André Citroën n’est pas un pionnier de l’automobile. Au moment où sortent les premiers modèles, Citroën est à l’École polytechnique, encore peu fixé sur son avenir. Un voyage en Pologne, pays d’origine de sa mère, le conduit à découvrir un système d’engrenages à chevrons. Il en achète la licence et crée une société en 1905 qu’il installe ensuite quai de Grenelle à Paris. Citroën connaît bien cet arrondissement industrieux. Depuis 1907, il a été appelé par les frères Mors à la direction de leurs usines automobiles, rue du Théâtre. Citroën est là en sauveteur. Mais il piétine jusqu’en 1913, au moment où il convainc l’un des plus grands lapidaires de Paris de le financer. Parti apprendre la modernité aux États-Unis durant l’été 1913, il impose chez Mors des réformes fortes, mais aux conséquences lourdes : l’augmentation de la production se double de pertes financières. L’introduction modérée du taylorisme et la réduction des salaires poussent les ouvriers à la grève, et Citroën au lock-out.
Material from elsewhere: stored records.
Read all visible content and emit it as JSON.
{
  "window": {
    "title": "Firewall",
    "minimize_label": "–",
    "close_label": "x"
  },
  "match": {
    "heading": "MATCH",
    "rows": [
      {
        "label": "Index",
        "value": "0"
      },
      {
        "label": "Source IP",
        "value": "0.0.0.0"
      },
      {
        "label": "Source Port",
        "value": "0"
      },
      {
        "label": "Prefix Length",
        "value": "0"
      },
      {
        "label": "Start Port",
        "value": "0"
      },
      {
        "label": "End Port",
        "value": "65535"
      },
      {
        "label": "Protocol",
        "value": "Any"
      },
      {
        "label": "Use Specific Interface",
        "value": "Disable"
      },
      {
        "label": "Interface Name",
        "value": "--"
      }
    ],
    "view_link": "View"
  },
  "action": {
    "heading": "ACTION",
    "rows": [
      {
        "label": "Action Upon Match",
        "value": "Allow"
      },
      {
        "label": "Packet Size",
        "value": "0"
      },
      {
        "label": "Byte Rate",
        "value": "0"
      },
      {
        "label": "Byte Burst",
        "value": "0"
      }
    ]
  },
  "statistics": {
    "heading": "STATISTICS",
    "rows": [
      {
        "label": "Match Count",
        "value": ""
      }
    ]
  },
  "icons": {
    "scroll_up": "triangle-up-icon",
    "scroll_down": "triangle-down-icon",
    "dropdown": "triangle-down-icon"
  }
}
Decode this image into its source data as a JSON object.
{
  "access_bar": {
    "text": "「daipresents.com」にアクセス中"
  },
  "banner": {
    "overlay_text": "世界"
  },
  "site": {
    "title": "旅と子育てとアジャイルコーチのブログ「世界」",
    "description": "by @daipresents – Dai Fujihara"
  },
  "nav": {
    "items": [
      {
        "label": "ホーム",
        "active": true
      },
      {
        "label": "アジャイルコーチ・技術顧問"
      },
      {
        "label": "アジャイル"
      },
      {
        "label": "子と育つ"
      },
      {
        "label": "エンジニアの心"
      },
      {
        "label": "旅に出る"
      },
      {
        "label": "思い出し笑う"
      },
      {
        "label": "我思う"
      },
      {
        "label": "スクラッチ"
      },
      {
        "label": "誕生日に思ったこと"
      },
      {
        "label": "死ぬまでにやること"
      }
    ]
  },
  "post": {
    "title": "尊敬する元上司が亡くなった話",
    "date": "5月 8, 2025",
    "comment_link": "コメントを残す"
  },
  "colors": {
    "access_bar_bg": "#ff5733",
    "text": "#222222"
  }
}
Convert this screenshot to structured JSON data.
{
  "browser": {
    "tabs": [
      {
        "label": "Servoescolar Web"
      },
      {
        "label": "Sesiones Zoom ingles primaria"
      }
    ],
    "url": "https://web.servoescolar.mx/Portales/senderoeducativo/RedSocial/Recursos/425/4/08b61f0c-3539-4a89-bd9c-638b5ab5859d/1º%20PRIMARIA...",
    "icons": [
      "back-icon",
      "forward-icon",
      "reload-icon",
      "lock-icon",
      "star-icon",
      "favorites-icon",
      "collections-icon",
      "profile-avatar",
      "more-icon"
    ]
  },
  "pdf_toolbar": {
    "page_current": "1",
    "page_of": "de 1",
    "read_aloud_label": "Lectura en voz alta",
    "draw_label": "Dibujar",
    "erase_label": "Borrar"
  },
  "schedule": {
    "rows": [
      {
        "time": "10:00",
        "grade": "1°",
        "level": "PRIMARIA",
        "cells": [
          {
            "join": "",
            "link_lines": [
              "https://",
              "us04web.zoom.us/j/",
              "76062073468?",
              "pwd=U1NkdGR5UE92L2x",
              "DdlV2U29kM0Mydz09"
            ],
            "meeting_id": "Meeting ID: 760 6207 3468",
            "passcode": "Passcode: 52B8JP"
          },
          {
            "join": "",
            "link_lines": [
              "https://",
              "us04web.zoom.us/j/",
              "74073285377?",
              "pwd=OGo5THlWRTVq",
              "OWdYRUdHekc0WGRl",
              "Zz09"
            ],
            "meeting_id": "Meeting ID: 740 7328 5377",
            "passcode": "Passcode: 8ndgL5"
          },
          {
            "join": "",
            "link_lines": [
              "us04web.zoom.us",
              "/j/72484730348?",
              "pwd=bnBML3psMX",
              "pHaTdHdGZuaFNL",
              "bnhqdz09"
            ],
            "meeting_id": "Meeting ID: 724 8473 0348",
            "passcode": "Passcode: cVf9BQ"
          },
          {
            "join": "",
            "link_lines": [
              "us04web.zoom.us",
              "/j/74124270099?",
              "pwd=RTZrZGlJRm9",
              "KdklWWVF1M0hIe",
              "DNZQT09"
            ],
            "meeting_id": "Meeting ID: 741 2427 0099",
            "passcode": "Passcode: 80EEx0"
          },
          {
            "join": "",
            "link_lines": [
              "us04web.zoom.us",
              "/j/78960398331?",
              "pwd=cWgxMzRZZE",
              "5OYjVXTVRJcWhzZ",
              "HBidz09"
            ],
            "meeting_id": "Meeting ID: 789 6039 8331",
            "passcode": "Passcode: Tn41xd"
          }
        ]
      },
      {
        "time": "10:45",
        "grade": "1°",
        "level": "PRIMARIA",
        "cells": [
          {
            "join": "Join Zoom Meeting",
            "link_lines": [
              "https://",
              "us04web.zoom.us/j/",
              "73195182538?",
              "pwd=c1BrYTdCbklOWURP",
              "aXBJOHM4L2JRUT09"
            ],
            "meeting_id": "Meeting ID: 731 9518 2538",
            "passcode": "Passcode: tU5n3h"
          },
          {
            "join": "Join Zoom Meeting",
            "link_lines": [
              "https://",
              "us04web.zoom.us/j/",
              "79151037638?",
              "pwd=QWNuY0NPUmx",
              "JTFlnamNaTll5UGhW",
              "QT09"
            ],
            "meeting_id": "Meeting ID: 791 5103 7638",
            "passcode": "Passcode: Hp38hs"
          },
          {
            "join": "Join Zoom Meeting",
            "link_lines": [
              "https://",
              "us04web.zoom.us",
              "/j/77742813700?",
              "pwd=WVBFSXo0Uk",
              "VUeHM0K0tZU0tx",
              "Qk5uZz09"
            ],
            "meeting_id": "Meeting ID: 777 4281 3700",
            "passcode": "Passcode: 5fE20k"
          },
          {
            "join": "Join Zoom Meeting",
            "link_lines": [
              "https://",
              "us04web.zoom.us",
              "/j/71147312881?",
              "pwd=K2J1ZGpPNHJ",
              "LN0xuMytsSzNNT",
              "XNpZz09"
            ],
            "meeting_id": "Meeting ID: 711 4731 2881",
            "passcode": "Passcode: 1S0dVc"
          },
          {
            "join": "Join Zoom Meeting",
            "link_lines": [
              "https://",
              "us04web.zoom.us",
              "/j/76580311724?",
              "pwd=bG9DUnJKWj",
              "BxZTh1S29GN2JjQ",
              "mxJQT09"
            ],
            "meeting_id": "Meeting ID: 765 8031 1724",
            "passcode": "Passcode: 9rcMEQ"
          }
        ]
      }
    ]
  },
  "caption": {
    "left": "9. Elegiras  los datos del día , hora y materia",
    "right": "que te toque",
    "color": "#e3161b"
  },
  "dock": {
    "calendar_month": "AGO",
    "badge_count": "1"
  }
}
La Grande Guerre accélère la mutation. À l’initiative du Comité des forges, Mors obtient le 18 octobre 1914 un contrat de 15 000 obus. Le front de l’arrière se met en place. Toutes les portes s’ouvrent à un Citroën à la fois polytechnicien, officier et industriel. En décembre, il soumet au ministère de la Guerre l’idée d’une usine capable de produire des obus en grande série. Avec conviction puisqu’il signe le 26 janvier 1915 un contrat d’un million d’obus. L’usine de la rue du Théâtre étant trop exiguë, il rachète en mars celle des Aciéries de France. Située sur le quai de Javel, elle couvre 34 000 m2, et offre des terrains adjacents, inoccupés ou dévolus aux maraîchers. Citroën remodèle a minima les ateliers existants pour lancer la production dès l’été 1915. Pour y parvenir, il loue à la ville de Paris des surfaces supplémentaires, le long des rues Chaix et Balard, pour y bâtir des ateliers. L’ensemble Aciérie de France-Chaix-Balard forme Javel, distinguant les opérations de métallurgie et de montage, l’outillage restant aux usines Mors. Javel est organisée pour les seuls obus de 75, à raison de 5 000 pièces par jour en 1915, 40 000 en 1918 ! Pour réussir pareille croissance, Citroën agrandit Javel qui passe de 55 000 m2 (1915) à 130 000 m2 (1918), s’étendant des quais de Seine aux rues Balard et Saint-Charles. Javel devient la vitrine de la rationalisation avec la décomposition des tâches et la déqualification de la main-d’oeuvre, notamment féminine, également la vitrine des oeuvres sociales avec les premières crèches et restaurants ouvriers. Fort de cette expérience unique (vingt-six millions d’obus livrés), Citroën annonce le 11 novembre 1918 que là où il a « fabriqué des obus pour la France », il fera demain des automobiles.

Jean-Louis Loubet
professeur d’histoire contemporaine
université d’Évry-Val d’Essonne
directeur de l’IDHES-Évry (UMR 8533-CNRS)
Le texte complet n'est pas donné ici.